Zu den Dingen, die am Straßenrand stehen und auf die Sondermüll-Abfuhr warten.

Ich schau jetzt nicht nach, ob ich das alles gestern oder vorgestern schon mal beschrieben habe, sondern poste es einfach.


Und dann geh ich los, und hol meinen neuen alten Namen ab.

Demnächst kommt auch mal wieder was lustiges.

Versprochen.



Lily

3 Kommentare:

Anonym hat gesagt…

Beim nächsten Anruf am besten gar nicht erst Höflichkeiten austauschen, sondern am besten sofort antworten: "Hallo Mr. X, was willst Du von mir?"

Ungereimtheiten und Verletzungen aus solchen "Opfer-Täter"-Beziehungen arbeiten ein Leben lang weiter, irgendwo versteckt in den Beziehungshirnkammern. Ich habe heute noch Erkenntnisse und Geistesblitze, was ich einem Mann, mit dem ich vor 35 Jahren mal zusammen war, heute entgegnen würde, und habe sogar einmal dem Impuls nachgegeben, ihm einen "Abrechnungs"-Brief zu schreiben, der ihn über Umwege schließlich erreicht hat.

Die Rückrufe in meinem Büro danach habe ich abgeschmettert und bis heute keinen Kontakt mehr aufgenommen, obwohl es mich manchmal schon reizen würde auszuprobieren, wie ich mich weiterentwickelt habe und spontan auf mindfucking-Versuche reagieren würde.

Anonym hat gesagt…

Das alles klingt ein bisschen, als dürfte man gratulieren (tu ich hiermit!).
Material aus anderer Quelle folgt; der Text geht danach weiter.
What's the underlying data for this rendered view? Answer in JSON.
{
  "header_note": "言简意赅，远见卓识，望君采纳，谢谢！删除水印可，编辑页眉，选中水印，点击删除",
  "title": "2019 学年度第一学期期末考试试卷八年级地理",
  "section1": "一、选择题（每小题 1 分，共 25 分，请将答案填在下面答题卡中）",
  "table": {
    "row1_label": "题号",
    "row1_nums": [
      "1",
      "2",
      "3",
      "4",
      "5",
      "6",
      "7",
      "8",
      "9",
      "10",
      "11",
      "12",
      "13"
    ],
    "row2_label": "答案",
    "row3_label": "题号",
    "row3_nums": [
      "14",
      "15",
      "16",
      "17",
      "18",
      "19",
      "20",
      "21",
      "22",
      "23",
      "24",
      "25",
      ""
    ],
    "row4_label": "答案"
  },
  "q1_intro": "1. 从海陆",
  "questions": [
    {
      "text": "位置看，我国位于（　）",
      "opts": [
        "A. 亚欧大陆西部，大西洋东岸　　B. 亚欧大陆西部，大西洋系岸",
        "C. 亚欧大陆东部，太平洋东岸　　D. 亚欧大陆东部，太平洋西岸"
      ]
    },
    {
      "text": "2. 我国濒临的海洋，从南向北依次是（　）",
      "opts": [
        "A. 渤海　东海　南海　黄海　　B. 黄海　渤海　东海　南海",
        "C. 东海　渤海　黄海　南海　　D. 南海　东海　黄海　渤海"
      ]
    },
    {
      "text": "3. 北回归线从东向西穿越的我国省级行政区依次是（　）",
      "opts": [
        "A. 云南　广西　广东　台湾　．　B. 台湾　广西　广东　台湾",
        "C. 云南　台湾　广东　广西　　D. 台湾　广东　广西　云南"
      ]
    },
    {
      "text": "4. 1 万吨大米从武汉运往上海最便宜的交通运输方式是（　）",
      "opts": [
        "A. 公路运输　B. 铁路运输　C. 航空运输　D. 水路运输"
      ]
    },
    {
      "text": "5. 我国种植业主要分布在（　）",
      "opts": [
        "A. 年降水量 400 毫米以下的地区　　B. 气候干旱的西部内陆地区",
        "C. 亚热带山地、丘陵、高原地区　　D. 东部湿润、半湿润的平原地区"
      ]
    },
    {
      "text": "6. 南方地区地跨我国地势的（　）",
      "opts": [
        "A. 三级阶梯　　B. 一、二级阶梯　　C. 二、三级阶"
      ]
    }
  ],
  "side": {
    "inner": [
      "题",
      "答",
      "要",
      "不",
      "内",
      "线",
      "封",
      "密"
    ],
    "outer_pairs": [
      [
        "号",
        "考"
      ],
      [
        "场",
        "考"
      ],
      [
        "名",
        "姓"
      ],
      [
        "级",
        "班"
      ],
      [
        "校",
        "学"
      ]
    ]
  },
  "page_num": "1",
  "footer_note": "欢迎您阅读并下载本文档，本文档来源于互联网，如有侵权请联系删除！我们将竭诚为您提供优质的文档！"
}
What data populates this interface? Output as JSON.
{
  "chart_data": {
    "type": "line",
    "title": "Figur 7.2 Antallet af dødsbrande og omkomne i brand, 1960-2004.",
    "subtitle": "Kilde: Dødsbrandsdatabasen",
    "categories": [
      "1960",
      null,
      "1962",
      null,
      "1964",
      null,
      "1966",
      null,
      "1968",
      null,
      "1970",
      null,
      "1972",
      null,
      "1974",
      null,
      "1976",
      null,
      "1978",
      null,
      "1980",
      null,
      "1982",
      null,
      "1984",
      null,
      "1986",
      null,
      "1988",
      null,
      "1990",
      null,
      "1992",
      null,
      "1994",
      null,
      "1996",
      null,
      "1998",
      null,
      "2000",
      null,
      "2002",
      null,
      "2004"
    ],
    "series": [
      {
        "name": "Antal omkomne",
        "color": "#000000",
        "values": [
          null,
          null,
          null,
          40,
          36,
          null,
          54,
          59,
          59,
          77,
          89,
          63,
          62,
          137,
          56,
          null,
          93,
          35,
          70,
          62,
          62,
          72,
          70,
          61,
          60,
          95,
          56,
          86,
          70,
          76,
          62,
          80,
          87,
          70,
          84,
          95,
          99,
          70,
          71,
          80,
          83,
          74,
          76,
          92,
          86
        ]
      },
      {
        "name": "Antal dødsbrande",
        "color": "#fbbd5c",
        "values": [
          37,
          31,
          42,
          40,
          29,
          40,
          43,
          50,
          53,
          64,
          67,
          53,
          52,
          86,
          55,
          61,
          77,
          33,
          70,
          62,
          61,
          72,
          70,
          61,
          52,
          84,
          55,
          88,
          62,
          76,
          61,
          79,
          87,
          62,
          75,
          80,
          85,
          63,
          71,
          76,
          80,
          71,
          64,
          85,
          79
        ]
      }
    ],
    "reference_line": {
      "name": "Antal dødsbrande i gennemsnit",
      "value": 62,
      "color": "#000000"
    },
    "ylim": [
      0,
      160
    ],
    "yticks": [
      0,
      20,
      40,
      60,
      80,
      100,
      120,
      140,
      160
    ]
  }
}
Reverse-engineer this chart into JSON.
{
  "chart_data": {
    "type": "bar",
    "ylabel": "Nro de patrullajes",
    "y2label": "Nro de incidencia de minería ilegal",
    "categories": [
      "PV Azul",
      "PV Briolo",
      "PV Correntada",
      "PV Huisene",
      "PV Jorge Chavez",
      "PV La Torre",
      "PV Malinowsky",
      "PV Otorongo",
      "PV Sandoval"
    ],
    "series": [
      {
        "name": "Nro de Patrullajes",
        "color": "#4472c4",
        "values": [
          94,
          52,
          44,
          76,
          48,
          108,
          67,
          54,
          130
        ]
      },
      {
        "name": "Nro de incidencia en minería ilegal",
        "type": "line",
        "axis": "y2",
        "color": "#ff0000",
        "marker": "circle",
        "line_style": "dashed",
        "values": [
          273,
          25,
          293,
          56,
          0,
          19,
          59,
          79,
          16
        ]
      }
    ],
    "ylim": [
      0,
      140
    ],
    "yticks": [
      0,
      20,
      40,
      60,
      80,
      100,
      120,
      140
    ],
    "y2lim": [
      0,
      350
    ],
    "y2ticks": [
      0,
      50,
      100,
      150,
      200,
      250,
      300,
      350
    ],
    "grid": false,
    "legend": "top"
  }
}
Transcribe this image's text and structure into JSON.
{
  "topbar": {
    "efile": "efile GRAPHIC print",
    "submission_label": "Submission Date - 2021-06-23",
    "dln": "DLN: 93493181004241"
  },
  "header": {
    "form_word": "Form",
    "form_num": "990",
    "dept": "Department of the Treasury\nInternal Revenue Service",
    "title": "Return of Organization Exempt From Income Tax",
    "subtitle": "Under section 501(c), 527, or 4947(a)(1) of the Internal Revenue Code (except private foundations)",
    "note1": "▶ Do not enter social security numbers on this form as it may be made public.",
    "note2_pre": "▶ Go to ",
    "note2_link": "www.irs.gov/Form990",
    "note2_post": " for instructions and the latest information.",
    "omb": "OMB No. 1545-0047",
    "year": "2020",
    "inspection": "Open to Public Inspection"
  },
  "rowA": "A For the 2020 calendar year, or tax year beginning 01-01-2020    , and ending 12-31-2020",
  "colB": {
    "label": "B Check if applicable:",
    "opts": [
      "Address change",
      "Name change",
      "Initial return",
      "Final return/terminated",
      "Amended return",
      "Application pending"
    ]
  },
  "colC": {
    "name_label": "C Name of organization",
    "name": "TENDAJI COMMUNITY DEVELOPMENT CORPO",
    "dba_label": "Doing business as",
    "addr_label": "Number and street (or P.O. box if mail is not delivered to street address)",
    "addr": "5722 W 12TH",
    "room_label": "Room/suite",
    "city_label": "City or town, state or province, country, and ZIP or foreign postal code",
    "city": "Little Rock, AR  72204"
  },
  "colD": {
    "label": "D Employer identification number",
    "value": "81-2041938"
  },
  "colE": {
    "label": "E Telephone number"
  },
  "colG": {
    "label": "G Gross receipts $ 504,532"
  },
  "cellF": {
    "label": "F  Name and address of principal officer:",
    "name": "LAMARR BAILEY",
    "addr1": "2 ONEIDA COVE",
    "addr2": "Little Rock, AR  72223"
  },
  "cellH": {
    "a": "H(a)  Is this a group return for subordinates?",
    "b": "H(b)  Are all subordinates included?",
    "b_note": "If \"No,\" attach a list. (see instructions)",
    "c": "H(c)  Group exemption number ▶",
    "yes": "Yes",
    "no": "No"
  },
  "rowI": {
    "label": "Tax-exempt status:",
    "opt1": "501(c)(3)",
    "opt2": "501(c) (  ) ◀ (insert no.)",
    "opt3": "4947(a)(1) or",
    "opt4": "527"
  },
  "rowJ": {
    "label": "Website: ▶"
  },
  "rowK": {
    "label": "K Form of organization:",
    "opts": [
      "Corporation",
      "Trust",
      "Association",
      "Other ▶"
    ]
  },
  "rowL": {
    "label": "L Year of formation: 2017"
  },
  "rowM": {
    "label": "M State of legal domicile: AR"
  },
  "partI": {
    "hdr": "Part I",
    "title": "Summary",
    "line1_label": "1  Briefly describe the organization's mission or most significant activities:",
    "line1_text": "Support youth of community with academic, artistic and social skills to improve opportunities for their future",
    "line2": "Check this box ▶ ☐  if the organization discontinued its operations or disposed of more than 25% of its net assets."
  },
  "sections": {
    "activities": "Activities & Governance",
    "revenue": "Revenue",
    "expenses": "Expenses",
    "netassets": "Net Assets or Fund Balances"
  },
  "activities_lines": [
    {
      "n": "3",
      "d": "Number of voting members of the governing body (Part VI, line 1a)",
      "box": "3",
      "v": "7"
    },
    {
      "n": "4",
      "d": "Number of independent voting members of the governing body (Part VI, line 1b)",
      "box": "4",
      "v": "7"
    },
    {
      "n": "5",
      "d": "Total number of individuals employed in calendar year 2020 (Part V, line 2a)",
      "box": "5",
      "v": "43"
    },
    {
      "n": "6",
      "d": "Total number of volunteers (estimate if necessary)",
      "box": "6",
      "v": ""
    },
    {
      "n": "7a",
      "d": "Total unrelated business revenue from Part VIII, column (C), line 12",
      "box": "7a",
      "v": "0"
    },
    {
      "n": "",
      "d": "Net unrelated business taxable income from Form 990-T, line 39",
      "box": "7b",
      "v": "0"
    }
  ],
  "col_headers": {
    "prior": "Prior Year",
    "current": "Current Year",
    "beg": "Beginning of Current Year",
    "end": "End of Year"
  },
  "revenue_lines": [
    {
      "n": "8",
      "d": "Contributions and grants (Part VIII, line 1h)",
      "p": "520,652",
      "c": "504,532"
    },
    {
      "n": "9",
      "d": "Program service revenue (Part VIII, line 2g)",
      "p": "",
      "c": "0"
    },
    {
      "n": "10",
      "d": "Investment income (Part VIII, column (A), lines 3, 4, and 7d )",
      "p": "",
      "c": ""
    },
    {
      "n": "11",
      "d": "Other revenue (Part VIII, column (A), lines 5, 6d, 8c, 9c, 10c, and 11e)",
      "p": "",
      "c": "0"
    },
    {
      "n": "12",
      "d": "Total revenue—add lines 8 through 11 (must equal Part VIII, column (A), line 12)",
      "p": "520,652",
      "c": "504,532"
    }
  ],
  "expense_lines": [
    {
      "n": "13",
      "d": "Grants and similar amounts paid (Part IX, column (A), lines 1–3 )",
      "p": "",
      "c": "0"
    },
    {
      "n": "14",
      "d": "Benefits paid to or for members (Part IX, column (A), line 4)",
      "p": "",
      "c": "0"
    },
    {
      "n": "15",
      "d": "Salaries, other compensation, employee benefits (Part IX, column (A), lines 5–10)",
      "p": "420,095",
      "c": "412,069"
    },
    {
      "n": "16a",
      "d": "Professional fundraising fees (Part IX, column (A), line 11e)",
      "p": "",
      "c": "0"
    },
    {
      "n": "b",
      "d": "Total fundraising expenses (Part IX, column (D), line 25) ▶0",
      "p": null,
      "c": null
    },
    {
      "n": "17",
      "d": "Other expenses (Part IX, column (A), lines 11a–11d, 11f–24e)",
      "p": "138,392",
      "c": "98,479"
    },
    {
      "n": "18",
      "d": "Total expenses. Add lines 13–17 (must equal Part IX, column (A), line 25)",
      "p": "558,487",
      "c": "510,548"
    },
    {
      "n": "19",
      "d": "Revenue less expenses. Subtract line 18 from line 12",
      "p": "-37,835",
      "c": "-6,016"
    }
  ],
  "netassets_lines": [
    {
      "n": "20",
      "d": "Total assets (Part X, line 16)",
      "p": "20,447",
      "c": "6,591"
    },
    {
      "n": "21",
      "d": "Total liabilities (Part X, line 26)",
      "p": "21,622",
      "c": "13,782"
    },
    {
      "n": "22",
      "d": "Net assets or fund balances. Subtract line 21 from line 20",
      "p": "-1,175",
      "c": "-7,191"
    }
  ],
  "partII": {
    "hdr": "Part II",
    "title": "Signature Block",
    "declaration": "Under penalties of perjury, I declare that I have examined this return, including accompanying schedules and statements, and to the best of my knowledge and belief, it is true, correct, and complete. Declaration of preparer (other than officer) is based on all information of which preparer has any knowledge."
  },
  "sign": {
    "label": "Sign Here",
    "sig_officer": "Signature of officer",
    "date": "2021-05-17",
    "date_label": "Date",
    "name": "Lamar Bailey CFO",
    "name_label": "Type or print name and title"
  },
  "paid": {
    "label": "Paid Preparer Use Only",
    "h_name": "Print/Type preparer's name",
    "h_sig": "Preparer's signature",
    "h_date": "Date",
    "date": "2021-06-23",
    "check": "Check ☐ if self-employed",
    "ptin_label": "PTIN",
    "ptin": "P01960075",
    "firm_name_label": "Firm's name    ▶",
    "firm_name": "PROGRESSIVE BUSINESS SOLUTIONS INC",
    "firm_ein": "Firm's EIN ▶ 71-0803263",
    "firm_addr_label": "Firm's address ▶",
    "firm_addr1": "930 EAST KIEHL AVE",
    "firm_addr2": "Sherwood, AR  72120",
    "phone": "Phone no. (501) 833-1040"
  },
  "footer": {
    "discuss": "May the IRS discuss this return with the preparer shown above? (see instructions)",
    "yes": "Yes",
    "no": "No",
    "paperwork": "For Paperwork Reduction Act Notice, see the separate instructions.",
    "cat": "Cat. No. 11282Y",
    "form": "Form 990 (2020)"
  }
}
Es gehört ein klares Stop in solchen Beziehungen und Gesprächen ausgerufen, sobald man sich dabei auch nur ansatzweise unbehaglich fühlt (und sich dessen bewusst wird!). Stop - interessiert mich nicht. Tschüss.

Ich wünsche weiterhin viel Erfolg!

Lily hat gesagt…

@Paula: Ich werd erstmal nicht drangehen, wenn in den nächsten Tagen ein Anruf kommt- schließlich gibts nichts zu klären. Dafür muss sich das erstmal setzen.